Charles, his '83 teammates, and their legendary coach Jim Valvano are one of the greatest underdog stories in sports history. They were a bubble team at best as they entered the ACC conference tourney that year, but rattled off nine straight wins, most over favored opponents, en route to the NCAA title (including victories over teams featuring Ralph Sampson, Akeem Olajuwon, and Michael Jordan). The '83 Pack, with the charismatic Valvano and Charles' slam for the ages, were a bona fide sensation. I'd argue that along with Magic Johnson and Larry Bird's '79 title game, the '83 Wolfpack squad did more than any other to create the March Madness phenomenon we know today.

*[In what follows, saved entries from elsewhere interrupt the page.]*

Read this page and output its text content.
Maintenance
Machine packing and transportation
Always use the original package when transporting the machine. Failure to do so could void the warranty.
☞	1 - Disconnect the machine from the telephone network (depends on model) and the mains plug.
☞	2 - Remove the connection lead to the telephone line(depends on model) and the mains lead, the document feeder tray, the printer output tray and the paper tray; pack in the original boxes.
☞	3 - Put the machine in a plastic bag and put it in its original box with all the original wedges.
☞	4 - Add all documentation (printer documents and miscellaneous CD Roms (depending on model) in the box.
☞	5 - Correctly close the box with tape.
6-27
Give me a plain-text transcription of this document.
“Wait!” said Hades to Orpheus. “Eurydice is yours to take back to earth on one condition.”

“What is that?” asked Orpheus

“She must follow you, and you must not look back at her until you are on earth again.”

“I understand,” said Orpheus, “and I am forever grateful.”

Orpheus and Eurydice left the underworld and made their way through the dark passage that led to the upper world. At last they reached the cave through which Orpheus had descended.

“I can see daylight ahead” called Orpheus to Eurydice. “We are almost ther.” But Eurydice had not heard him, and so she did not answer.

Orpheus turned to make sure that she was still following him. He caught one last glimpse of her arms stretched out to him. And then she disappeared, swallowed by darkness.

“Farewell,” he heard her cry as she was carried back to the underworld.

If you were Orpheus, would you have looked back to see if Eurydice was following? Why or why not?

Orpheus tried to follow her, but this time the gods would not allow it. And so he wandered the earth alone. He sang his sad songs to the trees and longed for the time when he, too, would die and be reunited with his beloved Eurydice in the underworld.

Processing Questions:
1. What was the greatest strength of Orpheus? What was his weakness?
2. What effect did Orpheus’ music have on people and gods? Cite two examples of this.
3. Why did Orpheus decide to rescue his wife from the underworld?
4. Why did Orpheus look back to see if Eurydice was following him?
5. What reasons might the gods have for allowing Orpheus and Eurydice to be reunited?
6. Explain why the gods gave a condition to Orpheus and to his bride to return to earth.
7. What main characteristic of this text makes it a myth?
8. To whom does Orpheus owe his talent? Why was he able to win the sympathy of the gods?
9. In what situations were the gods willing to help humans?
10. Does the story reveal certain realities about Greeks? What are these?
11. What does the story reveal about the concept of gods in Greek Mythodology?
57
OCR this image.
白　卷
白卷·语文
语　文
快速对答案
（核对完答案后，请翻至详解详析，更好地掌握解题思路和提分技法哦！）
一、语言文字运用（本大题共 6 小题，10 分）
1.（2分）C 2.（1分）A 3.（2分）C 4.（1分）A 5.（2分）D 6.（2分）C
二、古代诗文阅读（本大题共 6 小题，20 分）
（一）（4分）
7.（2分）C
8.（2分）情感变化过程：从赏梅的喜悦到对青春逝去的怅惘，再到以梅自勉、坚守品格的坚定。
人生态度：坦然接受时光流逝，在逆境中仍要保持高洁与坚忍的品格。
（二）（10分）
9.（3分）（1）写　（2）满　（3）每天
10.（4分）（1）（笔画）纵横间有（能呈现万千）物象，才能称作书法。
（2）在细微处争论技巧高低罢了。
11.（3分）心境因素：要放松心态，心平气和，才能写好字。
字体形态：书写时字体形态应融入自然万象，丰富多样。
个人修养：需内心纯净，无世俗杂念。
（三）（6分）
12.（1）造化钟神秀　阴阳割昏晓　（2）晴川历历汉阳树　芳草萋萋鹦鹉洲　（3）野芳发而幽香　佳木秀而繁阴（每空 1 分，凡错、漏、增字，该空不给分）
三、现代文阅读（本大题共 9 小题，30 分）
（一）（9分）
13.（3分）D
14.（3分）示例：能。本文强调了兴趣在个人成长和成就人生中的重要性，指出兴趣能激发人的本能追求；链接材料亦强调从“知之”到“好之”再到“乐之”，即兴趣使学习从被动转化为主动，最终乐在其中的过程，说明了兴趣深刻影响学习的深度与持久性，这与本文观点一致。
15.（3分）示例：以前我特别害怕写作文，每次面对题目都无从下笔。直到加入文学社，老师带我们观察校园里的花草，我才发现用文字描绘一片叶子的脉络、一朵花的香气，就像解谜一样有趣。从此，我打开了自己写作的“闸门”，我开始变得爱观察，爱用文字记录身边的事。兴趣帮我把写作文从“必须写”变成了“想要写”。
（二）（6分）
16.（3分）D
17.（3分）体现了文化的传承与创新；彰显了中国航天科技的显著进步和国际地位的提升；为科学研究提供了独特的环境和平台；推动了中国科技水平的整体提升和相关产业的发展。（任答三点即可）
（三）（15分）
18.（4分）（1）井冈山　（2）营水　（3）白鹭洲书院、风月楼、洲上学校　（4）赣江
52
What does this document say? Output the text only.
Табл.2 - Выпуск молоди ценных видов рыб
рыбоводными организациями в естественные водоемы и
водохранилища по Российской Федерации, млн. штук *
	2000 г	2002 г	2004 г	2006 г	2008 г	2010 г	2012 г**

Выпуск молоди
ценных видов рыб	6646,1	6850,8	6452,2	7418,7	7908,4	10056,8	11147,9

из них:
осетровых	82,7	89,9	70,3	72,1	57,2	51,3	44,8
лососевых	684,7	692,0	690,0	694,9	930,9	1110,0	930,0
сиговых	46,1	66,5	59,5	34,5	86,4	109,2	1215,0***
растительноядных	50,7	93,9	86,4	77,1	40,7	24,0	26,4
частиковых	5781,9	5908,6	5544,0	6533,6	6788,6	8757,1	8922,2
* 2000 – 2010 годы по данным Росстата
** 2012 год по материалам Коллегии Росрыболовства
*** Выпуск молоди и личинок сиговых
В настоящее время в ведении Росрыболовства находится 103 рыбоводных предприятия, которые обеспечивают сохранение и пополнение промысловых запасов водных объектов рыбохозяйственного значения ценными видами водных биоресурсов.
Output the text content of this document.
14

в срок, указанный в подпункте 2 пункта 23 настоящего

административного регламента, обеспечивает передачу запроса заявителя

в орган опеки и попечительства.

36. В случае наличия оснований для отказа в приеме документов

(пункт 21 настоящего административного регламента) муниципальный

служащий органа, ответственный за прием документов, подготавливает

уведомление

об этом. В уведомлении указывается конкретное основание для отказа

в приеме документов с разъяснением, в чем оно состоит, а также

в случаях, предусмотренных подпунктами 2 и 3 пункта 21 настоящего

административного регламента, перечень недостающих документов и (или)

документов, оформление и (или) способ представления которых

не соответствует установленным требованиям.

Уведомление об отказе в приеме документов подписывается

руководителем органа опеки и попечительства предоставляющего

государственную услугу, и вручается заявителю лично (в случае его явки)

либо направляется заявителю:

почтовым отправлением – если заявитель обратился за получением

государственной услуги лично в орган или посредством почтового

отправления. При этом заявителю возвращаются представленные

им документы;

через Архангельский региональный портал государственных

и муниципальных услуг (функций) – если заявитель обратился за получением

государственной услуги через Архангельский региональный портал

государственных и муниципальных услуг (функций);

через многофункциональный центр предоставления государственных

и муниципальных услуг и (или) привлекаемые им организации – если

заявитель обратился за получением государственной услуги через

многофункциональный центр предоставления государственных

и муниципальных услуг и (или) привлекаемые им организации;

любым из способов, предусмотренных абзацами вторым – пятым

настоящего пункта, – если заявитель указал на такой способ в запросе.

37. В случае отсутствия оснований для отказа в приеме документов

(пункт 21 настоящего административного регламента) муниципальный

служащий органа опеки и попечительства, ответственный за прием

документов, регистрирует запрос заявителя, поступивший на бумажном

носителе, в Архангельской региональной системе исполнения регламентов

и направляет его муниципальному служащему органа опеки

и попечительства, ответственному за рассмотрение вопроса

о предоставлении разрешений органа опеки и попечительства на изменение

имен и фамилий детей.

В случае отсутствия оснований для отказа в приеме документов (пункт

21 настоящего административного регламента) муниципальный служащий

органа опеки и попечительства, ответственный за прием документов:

I grew up in Raleigh, and watching the '83 championship game is one of the first concrete memories I have. I remember sitting in my parents' bedroom watching the game, I remember seeing fireworks out the window, and I remember my dad taking me up the block to Hillsborough Street to watch folks drive by in their convertables and pick-ups, honkin' and hootin' and hollerin' in an impromptu victory parade (Raleigh was a little more of a hootin' and hollerin' place then than it is now). It was a truly magical night.

In 2007 I had the sports fan's ultimate dream come true when I interviewed members of the '83 team for an oral history I compiled for SLAM. I met Charles and his teammates Cozell McQueen and Ernie Myers for lunch in Raleigh, a two-hour meal where I hardly talked or ate. McQueen was the comic, but Charles, with his sonorous but understated Starrett City, Brooklyn accent, provided the most in-depth basketball analysis of anyone I spoke to for the piece. He was famous for being in the right place at the right time, but talking to him I realized that was as much a product of design as it was luck. Dude had a great basketball IQ.

I get paid to (occasionally) write about sports, but I also tend to think the world has an unhealthy obsession with them. If people spent as much at P.T.A. bake sales as they do on season tickets, or got as excited about city council meetings as they do about the Super Bowl, the world would probably be a better place. But certain teams and certain players just stick with people. For me, and a lot of other people in North Carolina and around the world, the '83 Pack and Lorenzo Charles are that team and that player.

Lorenzo Charles had an all-world smile. Obviously he died far, far too young. And he was my favorite player on my favorite team. That's about all I know about him. I never knew the man, but I'm hurting today thinking about him and his family, and a lot of other strangers are too. Rest in peace, Lorenzo.